The Blues put out a statement on the CBO verdict that was even more strident, saying amendments to the Baucus bill, "eviscerated the individual mandate." A weak mandate means higher insurance costs for everyone with insurance, they said.
The changes could leave many young, healthy people on the insurance sidelines while stocking the insurance pool with sicker people who cost more to care for. To recap, there would be no penalty for going without insurance in 2013. And the fines imposed starting in 2014 would amount to $200 for an adult, rising a few hundred bucks each year to $750 in 2017. Insurance would costs thousands of dollars a year, so the math isn't very pretty for the risk pool.
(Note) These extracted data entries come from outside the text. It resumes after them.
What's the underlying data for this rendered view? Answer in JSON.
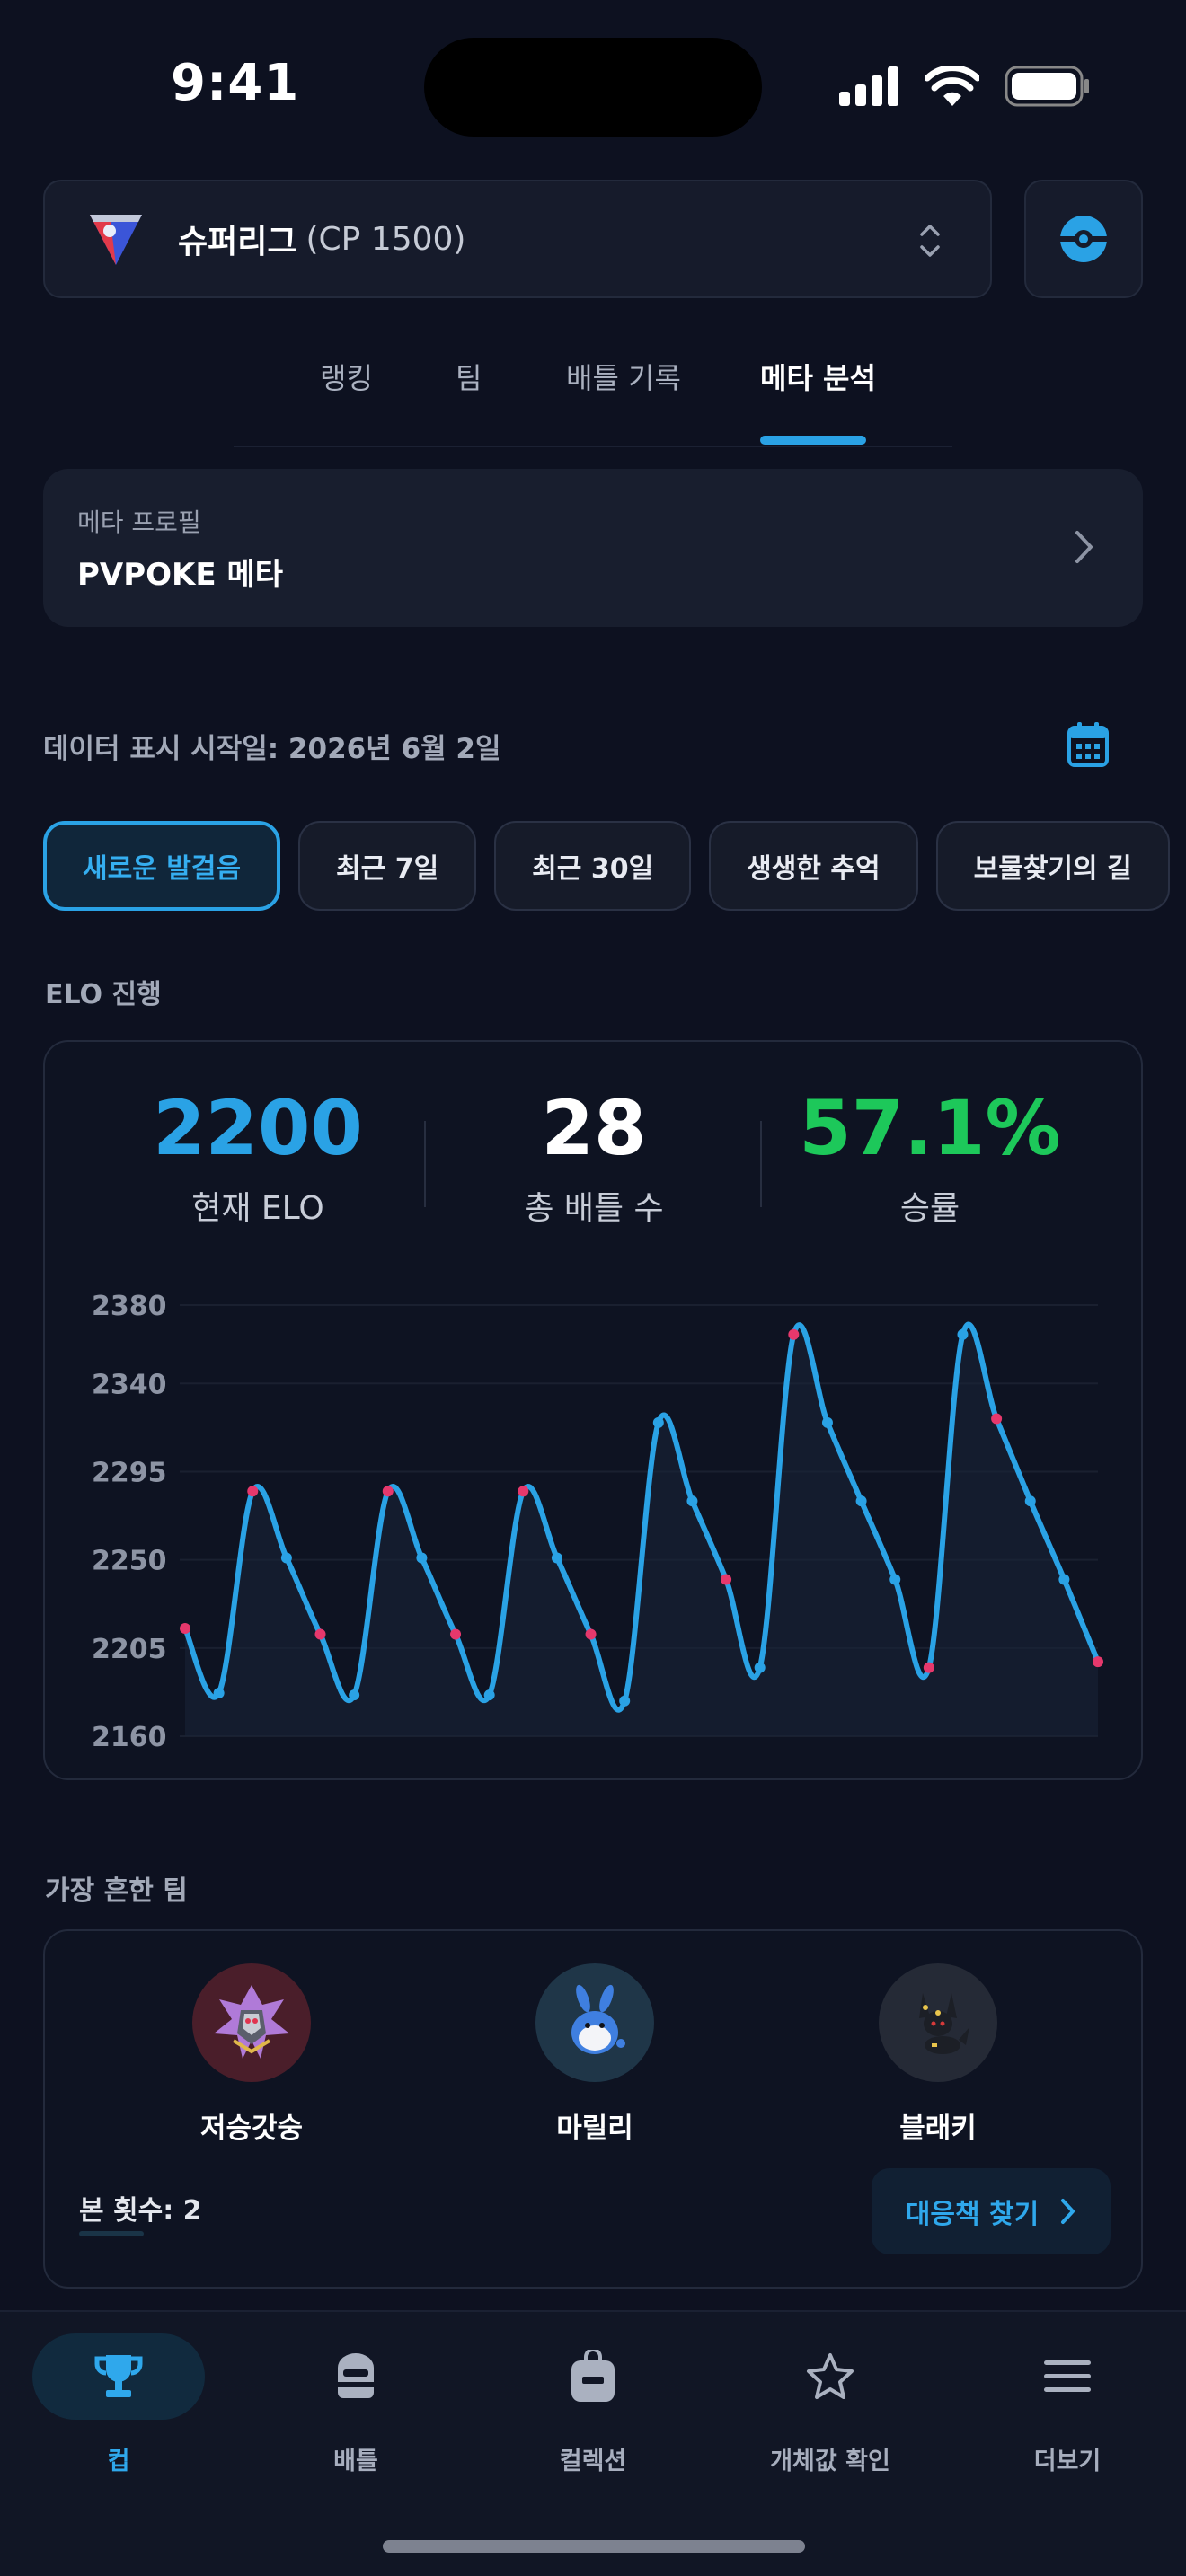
{
  "status_bar": {
    "time": "9:41"
  },
  "league": {
    "name": "슈퍼리그",
    "cp": "(CP 1500)"
  },
  "tabs": [
    {
      "label": "랭킹",
      "active": false
    },
    {
      "label": "팀",
      "active": false
    },
    {
      "label": "배틀 기록",
      "active": false
    },
    {
      "label": "메타 분석",
      "active": true
    }
  ],
  "meta_profile": {
    "label": "메타 프로필",
    "value": "PVPOKE 메타"
  },
  "date_label": "데이터 표시 시작일: 2026년 6월 2일",
  "chips": [
    {
      "label": "새로운 발걸음",
      "active": true
    },
    {
      "label": "최근 7일",
      "active": false
    },
    {
      "label": "최근 30일",
      "active": false
    },
    {
      "label": "생생한 추억",
      "active": false
    },
    {
      "label": "보물찾기의 길",
      "active": false
    }
  ],
  "elo_section_title": "ELO 진행",
  "stats": {
    "elo": {
      "value": "2200",
      "label": "현재 ELO",
      "color": "#2aa2e5"
    },
    "battles": {
      "value": "28",
      "label": "총 배틀 수",
      "color": "#ffffff"
    },
    "winrate": {
      "value": "57.1%",
      "label": "승률",
      "color": "#1dc85a"
    }
  },
  "chart_data": {
    "type": "line",
    "y_ticks": [
      "2380",
      "2340",
      "2295",
      "2250",
      "2205",
      "2160"
    ],
    "ylim": [
      2160,
      2380
    ],
    "series": [
      {
        "values": [
          2215,
          2182,
          2285,
          2251,
          2212,
          2181,
          2285,
          2251,
          2212,
          2181,
          2285,
          2251,
          2212,
          2178,
          2320,
          2280,
          2240,
          2195,
          2365,
          2320,
          2280,
          2240,
          2195,
          2365,
          2322,
          2280,
          2240,
          2198
        ],
        "colors": {
          "line": "#2aa2e5",
          "win_point": "#2aa2e5",
          "loss_point": "#e6386c"
        },
        "loss_indices": [
          0,
          2,
          4,
          6,
          8,
          10,
          12,
          16,
          18,
          22,
          24,
          27
        ]
      }
    ]
  },
  "team_section_title": "가장 흔한 팀",
  "team": {
    "members": [
      {
        "name": "저승갓숭",
        "icon": "giratina-icon",
        "bg": "#4a1e2a"
      },
      {
        "name": "마릴리",
        "icon": "azumarill-icon",
        "bg": "#1f3648"
      },
      {
        "name": "블래키",
        "icon": "umbreon-icon",
        "bg": "#252a36"
      }
    ],
    "seen": "본 횟수: 2",
    "counter_button": "대응책 찾기"
  },
  "nav": [
    {
      "label": "컵",
      "icon": "trophy-icon",
      "active": true
    },
    {
      "label": "배틀",
      "icon": "helmet-icon",
      "active": false
    },
    {
      "label": "컬렉션",
      "icon": "backpack-icon",
      "active": false
    },
    {
      "label": "개체값 확인",
      "icon": "star-icon",
      "active": false
    },
    {
      "label": "더보기",
      "icon": "menu-icon",
      "active": false
    }
  ]
}
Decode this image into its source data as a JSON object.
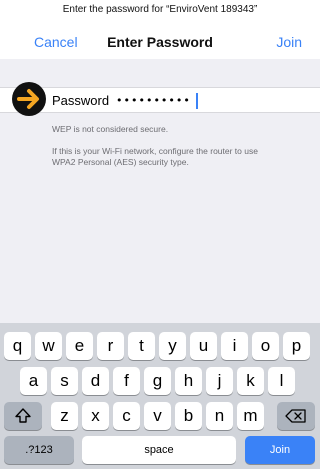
{
  "prompt": "Enter the password for “EnviroVent 189343”",
  "nav": {
    "cancel": "Cancel",
    "title": "Enter Password",
    "join": "Join"
  },
  "password_field": {
    "label": "Password",
    "value": "••••••••••"
  },
  "notes": {
    "wep": "WEP is not considered secure.",
    "advice_line1": "If this is your Wi-Fi network, configure the router to use",
    "advice_line2": "WPA2 Personal (AES) security type."
  },
  "keyboard": {
    "row1": [
      "q",
      "w",
      "e",
      "r",
      "t",
      "y",
      "u",
      "i",
      "o",
      "p"
    ],
    "row2": [
      "a",
      "s",
      "d",
      "f",
      "g",
      "h",
      "j",
      "k",
      "l"
    ],
    "row3": [
      "z",
      "x",
      "c",
      "v",
      "b",
      "n",
      "m"
    ],
    "mode_key": ".?123",
    "space_key": "space",
    "join_key": "Join",
    "shift_icon": "shift-icon",
    "backspace_icon": "backspace-icon"
  },
  "colors": {
    "accent": "#3a82f7",
    "arrow": "#f5a623"
  }
}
That's a formula for "ever-rising premiums for the people, businesses and governments that pay for medical care," the Washington Post reports.
The Post says the White House figured there might be an "industry uprising" and stressed that the legislation is a "work in progress."
Health policy guru Bob Laszewski lays it on the line, writing on his blog, "With Baucus gutting his fine for not having health insurance there would be no reason for people to buy it."